No matter what the circumstances surrounding a divorce, there are bound to be an enormous range of emotions. Fear, rage, sadness, guilt, or even elation and liberation are all normal, and likely to shift over time, if not in a few hours from now.
At times, it can be really difficult to process these feelings with friends and family, especially if they have never experienced divorce. It may feel as if they are taking sides, or can’t be objective. They probably never really knew the full extent to which your marriage was in trouble in the first place. And quite frankly, do you want the people who knew you as a couple to know the business of your marriage? It’s also common to feel somewhat isolated from your community or even stigmatized by your divorce. These feelings can lead to unhealthy coping mechanisms such as isolation or substance abuse.

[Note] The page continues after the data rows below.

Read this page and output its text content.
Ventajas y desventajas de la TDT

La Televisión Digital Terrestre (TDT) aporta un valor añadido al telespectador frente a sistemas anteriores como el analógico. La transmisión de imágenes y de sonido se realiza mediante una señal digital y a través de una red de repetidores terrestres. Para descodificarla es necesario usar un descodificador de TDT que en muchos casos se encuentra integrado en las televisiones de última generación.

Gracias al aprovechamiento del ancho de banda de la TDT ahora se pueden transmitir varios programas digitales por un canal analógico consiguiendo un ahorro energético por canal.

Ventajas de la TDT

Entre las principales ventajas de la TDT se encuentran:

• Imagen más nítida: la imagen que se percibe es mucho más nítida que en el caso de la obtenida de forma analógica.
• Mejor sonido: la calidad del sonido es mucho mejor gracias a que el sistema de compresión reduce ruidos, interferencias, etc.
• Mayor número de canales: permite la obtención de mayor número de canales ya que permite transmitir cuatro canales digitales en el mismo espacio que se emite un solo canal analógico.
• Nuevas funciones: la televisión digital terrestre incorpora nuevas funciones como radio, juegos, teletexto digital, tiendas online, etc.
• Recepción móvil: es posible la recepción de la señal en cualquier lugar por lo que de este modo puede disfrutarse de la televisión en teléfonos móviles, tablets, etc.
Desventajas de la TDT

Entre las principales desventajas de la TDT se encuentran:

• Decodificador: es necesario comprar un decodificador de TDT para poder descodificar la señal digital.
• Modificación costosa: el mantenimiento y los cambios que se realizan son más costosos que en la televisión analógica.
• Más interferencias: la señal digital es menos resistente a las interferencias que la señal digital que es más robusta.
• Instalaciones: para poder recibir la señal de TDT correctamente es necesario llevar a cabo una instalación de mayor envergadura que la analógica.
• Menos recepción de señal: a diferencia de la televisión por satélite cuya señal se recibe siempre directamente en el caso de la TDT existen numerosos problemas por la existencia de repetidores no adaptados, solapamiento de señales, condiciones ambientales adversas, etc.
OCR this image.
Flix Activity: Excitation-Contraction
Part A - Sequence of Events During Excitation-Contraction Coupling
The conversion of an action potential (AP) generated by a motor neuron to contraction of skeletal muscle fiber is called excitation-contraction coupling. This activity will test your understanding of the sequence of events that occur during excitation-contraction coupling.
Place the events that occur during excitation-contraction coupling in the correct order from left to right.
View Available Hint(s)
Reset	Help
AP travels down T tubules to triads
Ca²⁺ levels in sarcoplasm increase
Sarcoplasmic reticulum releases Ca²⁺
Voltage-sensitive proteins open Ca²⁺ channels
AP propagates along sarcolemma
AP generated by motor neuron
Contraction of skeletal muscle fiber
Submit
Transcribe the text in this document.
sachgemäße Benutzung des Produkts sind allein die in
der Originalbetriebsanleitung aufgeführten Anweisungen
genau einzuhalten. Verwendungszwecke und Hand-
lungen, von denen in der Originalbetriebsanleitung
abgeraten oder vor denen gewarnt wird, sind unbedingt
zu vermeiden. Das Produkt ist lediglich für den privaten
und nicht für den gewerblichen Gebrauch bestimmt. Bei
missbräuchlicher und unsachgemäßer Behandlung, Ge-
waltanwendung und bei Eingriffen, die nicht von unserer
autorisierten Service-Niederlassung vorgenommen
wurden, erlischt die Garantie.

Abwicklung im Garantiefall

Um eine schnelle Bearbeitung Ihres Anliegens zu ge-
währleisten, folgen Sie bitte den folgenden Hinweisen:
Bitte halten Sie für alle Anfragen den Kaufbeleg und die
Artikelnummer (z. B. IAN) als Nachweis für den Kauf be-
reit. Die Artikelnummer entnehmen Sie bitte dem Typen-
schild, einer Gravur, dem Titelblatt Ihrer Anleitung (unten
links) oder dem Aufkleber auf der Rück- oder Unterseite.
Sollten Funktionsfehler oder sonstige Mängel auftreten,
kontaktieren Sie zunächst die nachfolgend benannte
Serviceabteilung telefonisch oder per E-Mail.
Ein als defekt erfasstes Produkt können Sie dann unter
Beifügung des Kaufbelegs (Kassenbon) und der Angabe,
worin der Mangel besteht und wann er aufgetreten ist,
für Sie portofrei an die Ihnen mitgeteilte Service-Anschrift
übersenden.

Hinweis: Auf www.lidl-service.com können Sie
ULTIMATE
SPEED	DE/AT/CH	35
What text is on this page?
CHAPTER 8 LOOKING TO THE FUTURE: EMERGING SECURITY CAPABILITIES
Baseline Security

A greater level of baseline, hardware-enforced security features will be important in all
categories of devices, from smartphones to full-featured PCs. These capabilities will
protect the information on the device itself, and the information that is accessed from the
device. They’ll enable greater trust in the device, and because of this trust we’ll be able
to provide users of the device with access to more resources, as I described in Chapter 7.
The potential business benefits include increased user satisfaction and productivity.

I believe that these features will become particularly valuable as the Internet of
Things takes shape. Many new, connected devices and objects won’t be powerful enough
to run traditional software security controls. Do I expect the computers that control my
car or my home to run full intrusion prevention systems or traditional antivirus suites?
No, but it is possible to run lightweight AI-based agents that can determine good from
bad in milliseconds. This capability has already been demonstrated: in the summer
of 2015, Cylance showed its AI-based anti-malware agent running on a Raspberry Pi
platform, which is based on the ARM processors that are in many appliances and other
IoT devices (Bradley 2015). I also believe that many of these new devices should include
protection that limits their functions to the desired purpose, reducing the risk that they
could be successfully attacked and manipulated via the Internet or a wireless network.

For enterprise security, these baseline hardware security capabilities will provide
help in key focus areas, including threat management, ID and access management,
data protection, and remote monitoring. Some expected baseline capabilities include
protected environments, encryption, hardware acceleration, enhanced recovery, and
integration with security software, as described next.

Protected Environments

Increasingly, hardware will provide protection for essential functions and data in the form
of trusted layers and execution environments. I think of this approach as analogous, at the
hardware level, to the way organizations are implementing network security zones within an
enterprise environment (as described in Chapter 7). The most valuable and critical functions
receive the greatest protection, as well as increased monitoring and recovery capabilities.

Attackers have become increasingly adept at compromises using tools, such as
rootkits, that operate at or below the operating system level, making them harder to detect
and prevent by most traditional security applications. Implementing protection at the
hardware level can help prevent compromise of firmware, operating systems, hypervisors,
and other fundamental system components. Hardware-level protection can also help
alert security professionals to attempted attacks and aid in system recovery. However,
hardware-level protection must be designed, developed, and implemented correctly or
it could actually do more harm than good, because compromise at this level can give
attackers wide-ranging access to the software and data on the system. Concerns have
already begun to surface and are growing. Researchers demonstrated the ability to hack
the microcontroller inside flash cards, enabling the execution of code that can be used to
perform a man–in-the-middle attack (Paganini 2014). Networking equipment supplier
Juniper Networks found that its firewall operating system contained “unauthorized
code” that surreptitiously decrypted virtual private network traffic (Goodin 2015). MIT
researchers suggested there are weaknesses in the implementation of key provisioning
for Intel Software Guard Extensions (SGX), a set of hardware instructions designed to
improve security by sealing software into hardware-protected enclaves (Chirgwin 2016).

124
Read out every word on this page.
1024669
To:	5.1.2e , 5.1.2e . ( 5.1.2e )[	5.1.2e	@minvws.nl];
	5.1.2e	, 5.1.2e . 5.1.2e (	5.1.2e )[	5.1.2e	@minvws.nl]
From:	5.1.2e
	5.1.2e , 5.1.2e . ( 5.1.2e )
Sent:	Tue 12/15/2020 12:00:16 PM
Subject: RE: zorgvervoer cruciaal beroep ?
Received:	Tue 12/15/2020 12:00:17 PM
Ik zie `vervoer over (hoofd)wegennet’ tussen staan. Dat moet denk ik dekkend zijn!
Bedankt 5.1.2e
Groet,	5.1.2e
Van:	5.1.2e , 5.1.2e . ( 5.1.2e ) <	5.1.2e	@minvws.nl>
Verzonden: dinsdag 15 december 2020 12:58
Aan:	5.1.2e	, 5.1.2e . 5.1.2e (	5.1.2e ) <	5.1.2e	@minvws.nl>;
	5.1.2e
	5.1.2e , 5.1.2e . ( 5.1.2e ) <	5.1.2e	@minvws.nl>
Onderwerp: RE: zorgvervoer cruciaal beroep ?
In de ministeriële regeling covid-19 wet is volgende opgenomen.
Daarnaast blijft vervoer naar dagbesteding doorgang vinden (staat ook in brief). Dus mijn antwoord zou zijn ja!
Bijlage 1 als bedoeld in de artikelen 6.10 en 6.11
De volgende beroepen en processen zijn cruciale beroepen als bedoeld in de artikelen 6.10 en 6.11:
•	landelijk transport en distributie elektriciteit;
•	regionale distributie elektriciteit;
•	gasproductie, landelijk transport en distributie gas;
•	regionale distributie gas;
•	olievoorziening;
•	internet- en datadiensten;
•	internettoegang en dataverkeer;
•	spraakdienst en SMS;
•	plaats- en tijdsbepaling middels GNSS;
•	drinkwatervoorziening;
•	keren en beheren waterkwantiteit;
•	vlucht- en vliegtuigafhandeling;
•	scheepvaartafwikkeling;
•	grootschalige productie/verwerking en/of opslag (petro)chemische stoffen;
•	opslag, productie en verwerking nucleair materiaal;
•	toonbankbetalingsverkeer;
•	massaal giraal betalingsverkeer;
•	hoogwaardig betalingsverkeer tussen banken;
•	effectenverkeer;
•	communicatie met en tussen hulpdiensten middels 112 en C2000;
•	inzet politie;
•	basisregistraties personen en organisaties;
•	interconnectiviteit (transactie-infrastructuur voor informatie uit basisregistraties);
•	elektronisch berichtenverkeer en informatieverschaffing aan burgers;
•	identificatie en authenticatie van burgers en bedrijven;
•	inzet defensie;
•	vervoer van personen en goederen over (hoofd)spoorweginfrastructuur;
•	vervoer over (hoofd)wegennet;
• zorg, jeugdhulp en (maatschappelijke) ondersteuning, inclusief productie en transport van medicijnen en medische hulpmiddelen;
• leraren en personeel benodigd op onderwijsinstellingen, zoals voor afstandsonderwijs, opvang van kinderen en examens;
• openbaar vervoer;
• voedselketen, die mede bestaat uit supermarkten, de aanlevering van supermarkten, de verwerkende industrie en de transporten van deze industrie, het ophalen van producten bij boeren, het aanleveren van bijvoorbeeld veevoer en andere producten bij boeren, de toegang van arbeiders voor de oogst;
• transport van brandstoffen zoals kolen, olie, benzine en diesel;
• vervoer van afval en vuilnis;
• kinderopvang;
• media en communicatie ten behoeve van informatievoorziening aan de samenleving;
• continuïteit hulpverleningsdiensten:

For women, ending a marriage can come with it’s own set of challenges. Especially if there are children involved, or you have been envisioning children in your future. Alternating holidays and sharing your children with your ex-spouses new girlfriend/ boyfriend may bring up some pretty tough feelings. Women are also more likely to experience financial hardships that are a result of divorce. Naturally, this can serve as a major source of anxiety surrounding your new reality. The good news: women have a natural tendency to lean on other women for support, and that will be one of your greatest assets in these moments.
For all of these reasons, finding the right divorce support group can be the best thing that you do for yourself as you make this transition. These groups address specific themes that occur for most people in divorce:
- Grief and loss
- Loss of trust/Feeling of betrayal
- Loss of self-esteem
- Feelings of abandonment
- Accepting responsibility for your part in the failure of the marriage
- Rebuilding support networks
- How to move on?
Supportive therapy groups can be extremely useful for helping people unpack their feelings in a safe and supportive environment. Unlike individual therapy, there is a sense of community that can emerge in the group that will serve to remind you, week after week, that you are not alone — and that you do not need to be alone as you navigate your new life. Also, there is the added benefit of learning from others who are in different stages of the divorce process. You get a window into the future- or the flip slide – a reminder of how far you have come. At the very least, your presence in the group is helping others to feel a part of something. Being a support for others, in it’s own way, is actually quite healing.
Whether you are the person who asked for the divorce, or the person who is facing a divorce you didn’t see coming, it’s a major life transition. It’s painful, it’s complicated, and sometimes very messy. You owe it to yourself to make meaning out of this experience. Stay connected with those around you who truly want to support you. Use this opportunity to get back in touch with the woman you were before you were someone’s wife. Meeting new people, independent from your married life is a great way to find your way back to your truest self. Finding a group of women who can relate to what you are experiencing might be the road to get you there.